Great news if they will really make hash indexes durable! That will allow some interesting new developments, such as O(1) efficient lookups regardless of table size. This in turn will make it easier and more appealing to build graph databases using Postgres.
Hash indexes are "the right way" to speed-up index lookups.
They aren't used in Postgres because their implementation there has many problems. One of them is that they are slower than the theoretically suboptimal B-trees. In the process of fixing those problems, people will compare both indexes many times.
I'm still dubious of any micro benchmark that says "x is better than y" since these are often not real world work loads.
Tuning/optimization starts with using the right schema.
Okay, maybe so, but this benchmarking was done against POWER8 architecture, and not many people are running that. How does it stack up on x86_64?
The problem with hashes is that they offer a likelihood of collision which in practice and for very large sets, does happen.
Trees don't and are easier to reason about and prove. Esp.

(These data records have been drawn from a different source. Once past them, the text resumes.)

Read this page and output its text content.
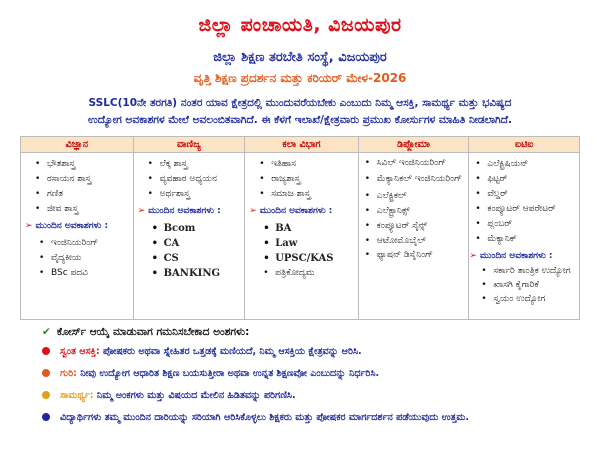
ಜಿಲ್ಲಾ ಪಂಚಾಯತಿ, ವಿಜಯಪುರ
ಜಿಲ್ಲಾ ಶಿಕ್ಷಣ ತರಬೇತಿ ಸಂಸ್ಥೆ, ವಿಜಯಪುರ
ವೃತ್ತಿ ಶಿಕ್ಷಣ ಪ್ರದರ್ಶನ ಮತ್ತು ಕರಿಯರ್ ಮೇಳ-2026
SSLC(10ನೇ ತರಗತಿ) ನಂತರ ಯಾವ ಕ್ಷೇತ್ರದಲ್ಲಿ ಮುಂದುವರೆಯಬೇಕು ಎಂಬುದು ನಿಮ್ಮ ಆಸಕ್ತಿ, ಸಾಮರ್ಥ್ಯ ಮತ್ತು ಭವಿಷ್ಯದ
ಉದ್ಯೋಗ ಅವಕಾಶಗಳ ಮೇಲೆ ಅವಲಂಬಿತವಾಗಿದೆ. ಈ ಕೆಳಗೆ ಇಲಾಖೆ/ಕ್ಷೇತ್ರವಾರು ಪ್ರಮುಖ ಕೋರ್ಸುಗಳ ಮಾಹಿತಿ ನೀಡಲಾಗಿದೆ.
ವಿಜ್ಞಾನ
• ಭೌತಶಾಸ್ತ್ರ
• ರಸಾಯನ ಶಾಸ್ತ್ರ
• ಗಣಿತ
• ಜೀವ ಶಾಸ್ತ್ರ
➢ ಮುಂದಿನ ಅವಕಾಶಗಳು :
• ಇಂಜಿನಿಯರಿಂಗ್
• ವೈದ್ಯಕೀಯ
• BSc ಪದವಿ
ವಾಣಿಜ್ಯ
• ಲೆಕ್ಕ ಶಾಸ್ತ್ರ
• ವ್ಯವಹಾರ ಅಧ್ಯಯನ
• ಅರ್ಥಶಾಸ್ತ್ರ
➢ ಮುಂದಿನ ಅವಕಾಶಗಳು :
• Bcom
• CA
• CS
• BANKING
ಕಲಾ ವಿಭಾಗ
• ಇತಿಹಾಸ
• ರಾಜ್ಯಶಾಸ್ತ್ರ
• ಸಮಾಜ ಶಾಸ್ತ್ರ
➢ ಮುಂದಿನ ಅವಕಾಶಗಳು :
• BA
• Law
• UPSC/KAS
• ಪತ್ರಿಕೋದ್ಯಮ
ಡಿಪ್ಲೋಮಾ
• ಸಿವಿಲ್ ಇಂಜಿನಿಯರಿಂಗ್
• ಮೆಕ್ಯಾನಿಕಲ್ ಇಂಜಿನಿಯರಿಂಗ್
• ಎಲೆಕ್ಟ್ರಿಕಲ್
• ಎಲೆಕ್ಟ್ರಾನಿಕ್ಸ್
• ಕಂಪ್ಯೂಟರ್ ಸೈನ್ಸ್
• ಆಟೋಮೊಬೈಲ್
• ಫ್ಯಾಷನ್ ಡಿಸೈನಿಂಗ್
ಐಟಿಐ
• ಎಲೆಕ್ಟ್ರಿಷಿಯನ್
• ಫಿಟ್ಟರ್
• ವೆಲ್ಡರ್
• ಕಂಪ್ಯೂಟರ್ ಆಪರೇಟರ್
• ಪ್ಲಂಬರ್
• ಮೆಕ್ಯಾನಿಕ್
➢ ಮುಂದಿನ ಅವಕಾಶಗಳು :
• ಸರ್ಕಾರಿ ತಾಂತ್ರಿಕ ಉದ್ಯೋಗ
• ಖಾಸಗಿ ಕೈಗಾರಿಕೆ
• ಸ್ವಯಂ ಉದ್ಯೋಗ
✔ ಕೋರ್ಸ್ ಆಯ್ಕೆ ಮಾಡುವಾಗ ಗಮನಿಸಬೇಕಾದ ಅಂಶಗಳು:
ಸ್ವಂತ ಆಸಕ್ತಿ: ಪೋಷಕರು ಅಥವಾ ಸ್ನೇಹಿತರ ಒತ್ತಡಕ್ಕೆ ಮಣಿಯದೆ, ನಿಮ್ಮ ಆಸಕ್ತಿಯ ಕ್ಷೇತ್ರವನ್ನು ಆರಿಸಿ.
ಗುರಿ: ನೀವು ಉದ್ಯೋಗ ಆಧಾರಿತ ಶಿಕ್ಷಣ ಬಯಸುತ್ತೀರಾ ಅಥವಾ ಉನ್ನತ ಶಿಕ್ಷಣವೋ ಎಂಬುದನ್ನು ನಿರ್ಧರಿಸಿ.
ಸಾಮರ್ಥ್ಯ: ನಿಮ್ಮ ಅಂಕಗಳು ಮತ್ತು ವಿಷಯದ ಮೇಲಿನ ಹಿಡಿತವನ್ನು ಪರಿಗಣಿಸಿ.
ವಿದ್ಯಾರ್ಥಿಗಳು ತಮ್ಮ ಮುಂದಿನ ದಾರಿಯನ್ನು ಸರಿಯಾಗಿ ಆರಿಸಿಕೊಳ್ಳಲು ಶಿಕ್ಷಕರು ಮತ್ತು ಪೋಷಕರ ಮಾರ್ಗದರ್ಶನ ಪಡೆಯುವುದು ಉತ್ತಮ.
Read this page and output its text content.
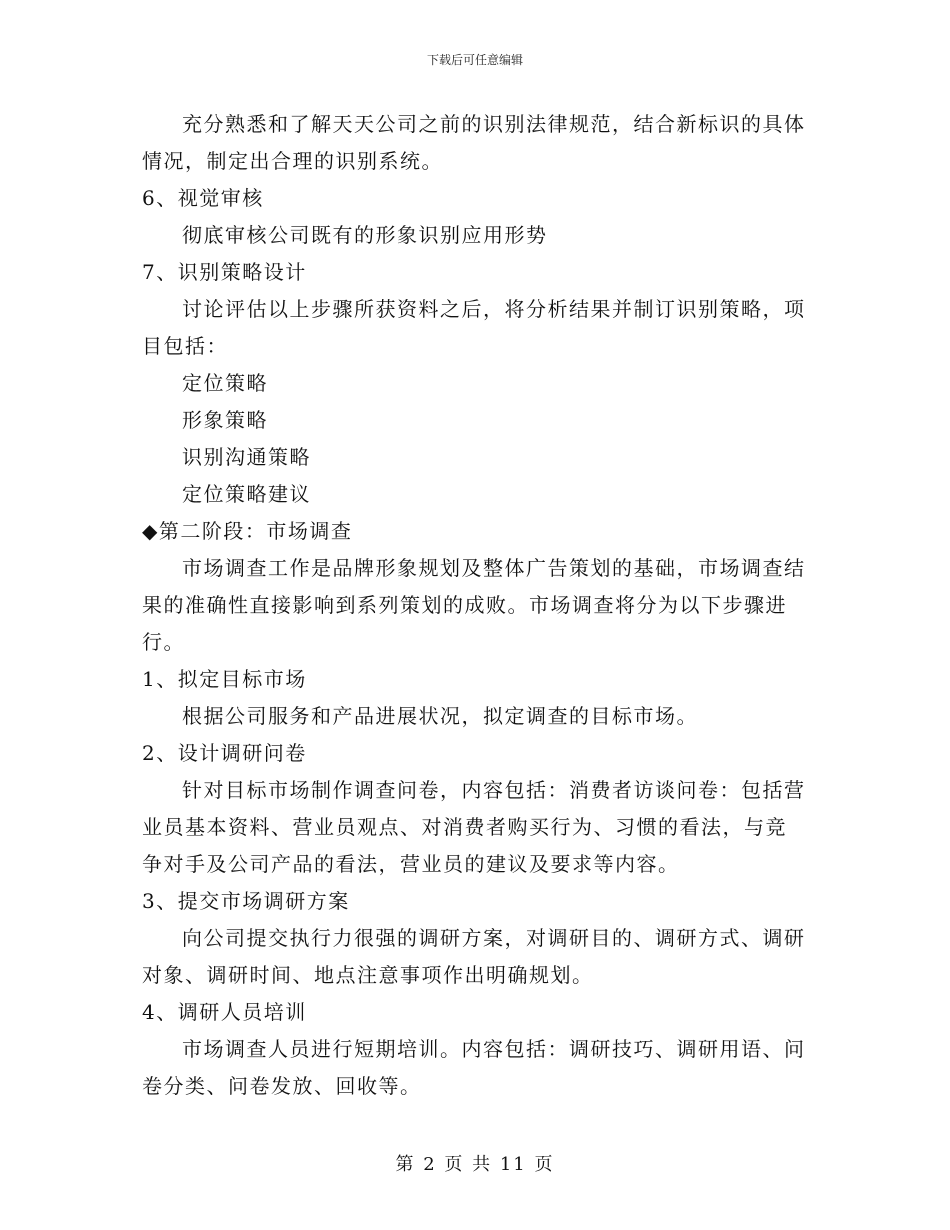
下载后可任意编辑

充分熟悉和了解天天公司之前的识别法律规范，结合新标识的具体情况，制定出合理的识别系统。

6、视觉审核

彻底审核公司既有的形象识别应用形势

7、识别策略设计

讨论评估以上步骤所获资料之后，将分析结果并制订识别策略，项目包括：

定位策略

形象策略

识别沟通策略

定位策略建议

◆第二阶段：市场调查

市场调查工作是品牌形象规划及整体广告策划的基础，市场调查结果的准确性直接影响到系列策划的成败。市场调查将分为以下步骤进行。

1、拟定目标市场

根据公司服务和产品进展状况，拟定调查的目标市场。

2、设计调研问卷

针对目标市场制作调查问卷，内容包括：消费者访谈问卷：包括营业员基本资料、营业员观点、对消费者购买行为、习惯的看法，与竞争对手及公司产品的看法，营业员的建议及要求等内容。

3、提交市场调研方案

向公司提交执行力很强的调研方案，对调研目的、调研方式、调研对象、调研时间、地点注意事项作出明确规划。

4、调研人员培训

市场调查人员进行短期培训。内容包括：调研技巧、调研用语、问卷分类、问卷发放、回收等。

第 2 页 共 11 页
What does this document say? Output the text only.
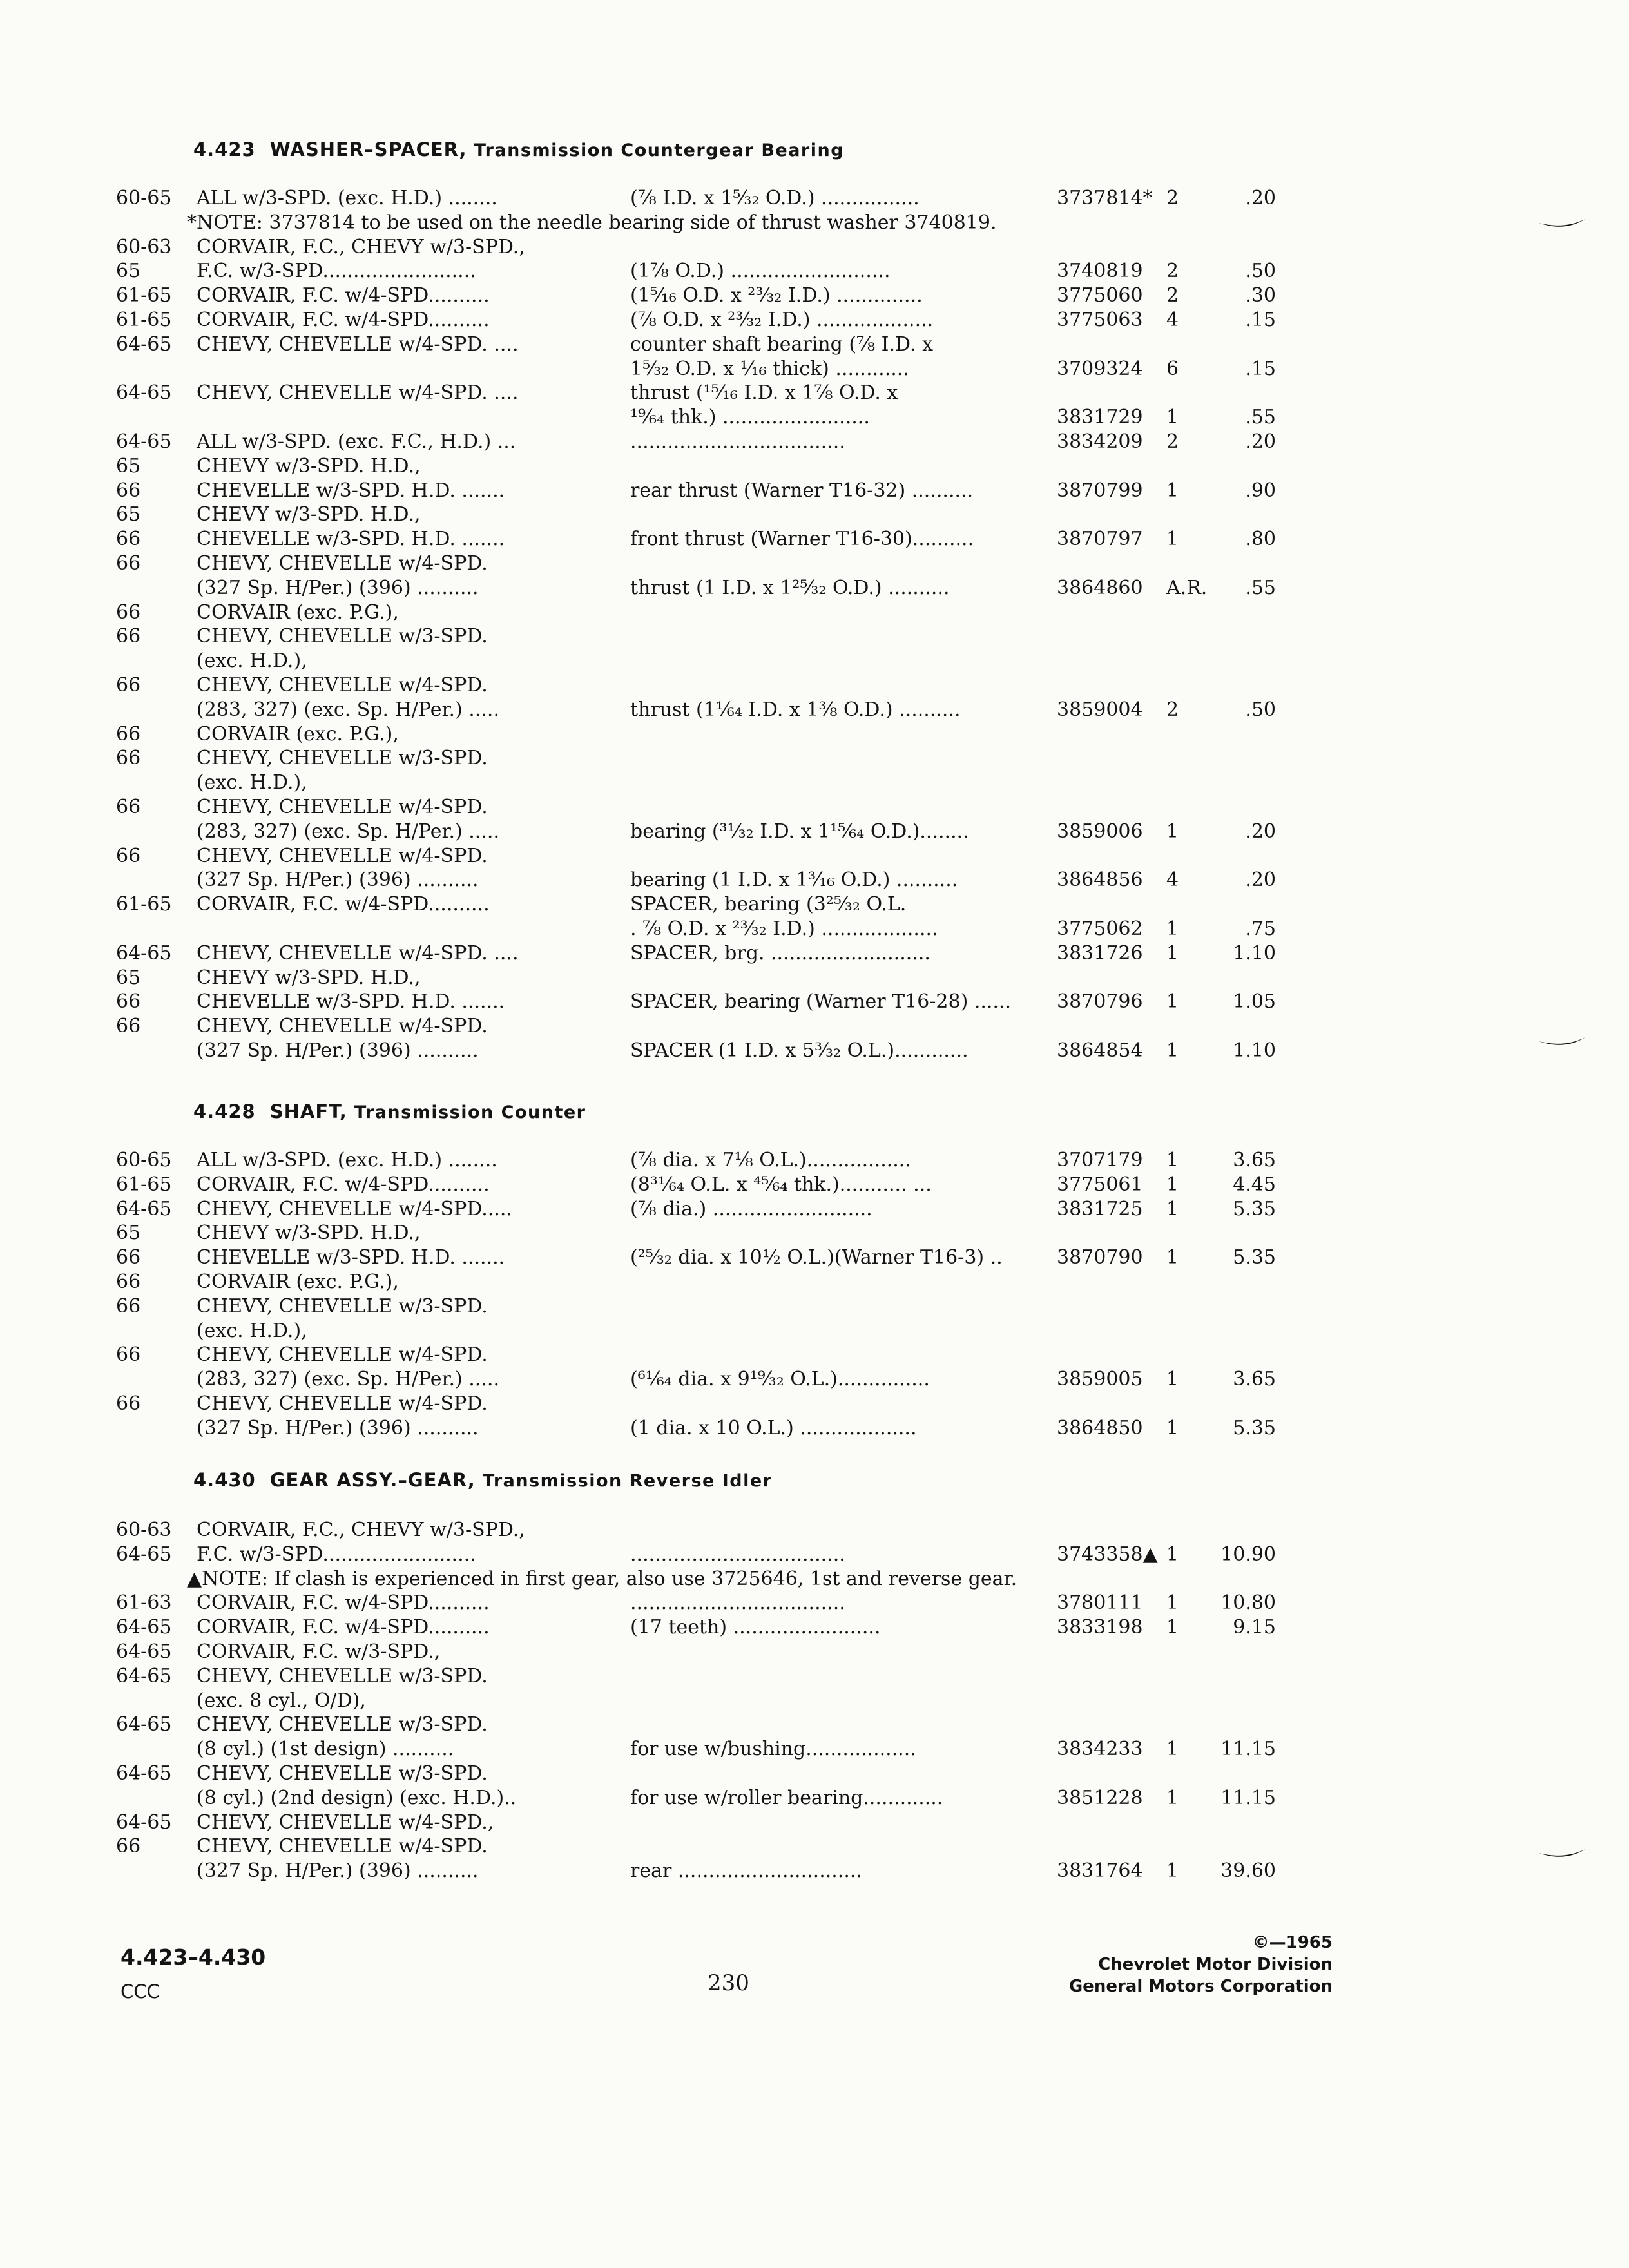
4.423 WASHER–SPACER, Transmission Countergear Bearing
60-65 ALL w/3-SPD. (exc. H.D.) ........	(⅞ I.D. x 1⁵⁄₃₂ O.D.) ................	3737814* 2	.20
*NOTE: 3737814 to be used on the needle bearing side of thrust washer 3740819.
60-63 CORVAIR, F.C., CHEVY w/3-SPD.,
65	F.C. w/3-SPD.........................	(1⅞ O.D.) ..........................	3740819 2	.50
61-65 CORVAIR, F.C. w/4-SPD..........	(1⁵⁄₁₆ O.D. x ²³⁄₃₂ I.D.) ..............	3775060 2	.30
61-65 CORVAIR, F.C. w/4-SPD..........	(⅞ O.D. x ²³⁄₃₂ I.D.) ...................	3775063 4	.15
64-65 CHEVY, CHEVELLE w/4-SPD. ....	counter shaft bearing (⅞ I.D. x
1⁵⁄₃₂ O.D. x ¹⁄₁₆ thick) ............	3709324 6	.15
64-65 CHEVY, CHEVELLE w/4-SPD. ....	thrust (¹⁵⁄₁₆ I.D. x 1⅞ O.D. x
¹⁹⁄₆₄ thk.) ........................	3831729 1	.55
64-65 ALL w/3-SPD. (exc. F.C., H.D.) ...	...................................	3834209 2	.20
65	CHEVY w/3-SPD. H.D.,
66	CHEVELLE w/3-SPD. H.D. .......	rear thrust (Warner T16-32) ..........	3870799 1	.90
65	CHEVY w/3-SPD. H.D.,
66	CHEVELLE w/3-SPD. H.D. .......	front thrust (Warner T16-30)..........	3870797 1	.80
66	CHEVY, CHEVELLE w/4-SPD.
(327 Sp. H/Per.) (396) ..........	thrust (1 I.D. x 1²⁵⁄₃₂ O.D.) ..........	3864860 A.R.	.55
66	CORVAIR (exc. P.G.),
66	CHEVY, CHEVELLE w/3-SPD.
(exc. H.D.),
66	CHEVY, CHEVELLE w/4-SPD.
(283, 327) (exc. Sp. H/Per.) .....	thrust (1¹⁄₆₄ I.D. x 1³⁄₈ O.D.) ..........	3859004 2	.50
66	CORVAIR (exc. P.G.),
66	CHEVY, CHEVELLE w/3-SPD.
(exc. H.D.),
66	CHEVY, CHEVELLE w/4-SPD.
(283, 327) (exc. Sp. H/Per.) .....	bearing (³¹⁄₃₂ I.D. x 1¹⁵⁄₆₄ O.D.)........	3859006 1	.20
66	CHEVY, CHEVELLE w/4-SPD.
(327 Sp. H/Per.) (396) ..........	bearing (1 I.D. x 1³⁄₁₆ O.D.) ..........	3864856 4	.20
61-65 CORVAIR, F.C. w/4-SPD..........	SPACER, bearing (3²⁵⁄₃₂ O.L.
. ⅞ O.D. x ²³⁄₃₂ I.D.) ...................	3775062 1	.75
64-65 CHEVY, CHEVELLE w/4-SPD. ....	SPACER, brg. ..........................	3831726 1	1.10
65	CHEVY w/3-SPD. H.D.,
66	CHEVELLE w/3-SPD. H.D. .......	SPACER, bearing (Warner T16-28) ...... 3870796 1	1.05
66	CHEVY, CHEVELLE w/4-SPD.
(327 Sp. H/Per.) (396) ..........	SPACER (1 I.D. x 5³⁄₃₂ O.L.)............	3864854 1	1.10
4.428 SHAFT, Transmission Counter
60-65 ALL w/3-SPD. (exc. H.D.) ........	(⅞ dia. x 7⅛ O.L.).................	3707179 1	3.65
61-65 CORVAIR, F.C. w/4-SPD..........	(8³¹⁄₆₄ O.L. x ⁴⁵⁄₆₄ thk.)........... ...	3775061 1	4.45
64-65 CHEVY, CHEVELLE w/4-SPD.....	(⅞ dia.) ..........................	3831725 1	5.35
65	CHEVY w/3-SPD. H.D.,
66	CHEVELLE w/3-SPD. H.D. .......	(²⁵⁄₃₂ dia. x 10½ O.L.)(Warner T16-3) ..	3870790 1	5.35
66	CORVAIR (exc. P.G.),
66	CHEVY, CHEVELLE w/3-SPD.
(exc. H.D.),
66	CHEVY, CHEVELLE w/4-SPD.
(283, 327) (exc. Sp. H/Per.) .....	(⁶¹⁄₆₄ dia. x 9¹⁹⁄₃₂ O.L.)...............	3859005 1	3.65
66	CHEVY, CHEVELLE w/4-SPD.
(327 Sp. H/Per.) (396) ..........	(1 dia. x 10 O.L.) ...................	3864850 1	5.35
4.430 GEAR ASSY.–GEAR, Transmission Reverse Idler
60-63 CORVAIR, F.C., CHEVY w/3-SPD.,
64-65 F.C. w/3-SPD.........................	...................................	3743358▲ 1	10.90
▲NOTE: If clash is experienced in first gear, also use 3725646, 1st and reverse gear.
61-63 CORVAIR, F.C. w/4-SPD..........	...................................	3780111 1	10.80
64-65 CORVAIR, F.C. w/4-SPD..........	(17 teeth) ........................	3833198 1	9.15
64-65 CORVAIR, F.C. w/3-SPD.,
64-65 CHEVY, CHEVELLE w/3-SPD.
(exc. 8 cyl., O/D),
64-65 CHEVY, CHEVELLE w/3-SPD.
(8 cyl.) (1st design) ..........	for use w/bushing..................	3834233 1	11.15
64-65 CHEVY, CHEVELLE w/3-SPD.
(8 cyl.) (2nd design) (exc. H.D.)..	for use w/roller bearing.............	3851228 1	11.15
64-65 CHEVY, CHEVELLE w/4-SPD.,
66	CHEVY, CHEVELLE w/4-SPD.
(327 Sp. H/Per.) (396) ..........	rear ..............................	3831764 1	39.60
4.423–4.430
CCC	230
©—1965
Chevrolet Motor Division
General Motors Corporation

Important for critical systems or projects on massive scales,ud want a tree ADT on that Mars rover.
That's the gist of my conversation with my algorithms tutor about why my use of hashing to solve problems, while correct, is flawed.
I did get the points for those exercises and my lower bounds were alot better than what was demanded, but the problem lies in the fact that it's not guaranteed.
Would be interesting if postgres started supporting sorted keys, like HBase.
How they do show sorted data when not having a tree, but hashes?
Which is a nice side effect if you can trust the order of your primary key.
Unless you need to fetch items in order, for some reason.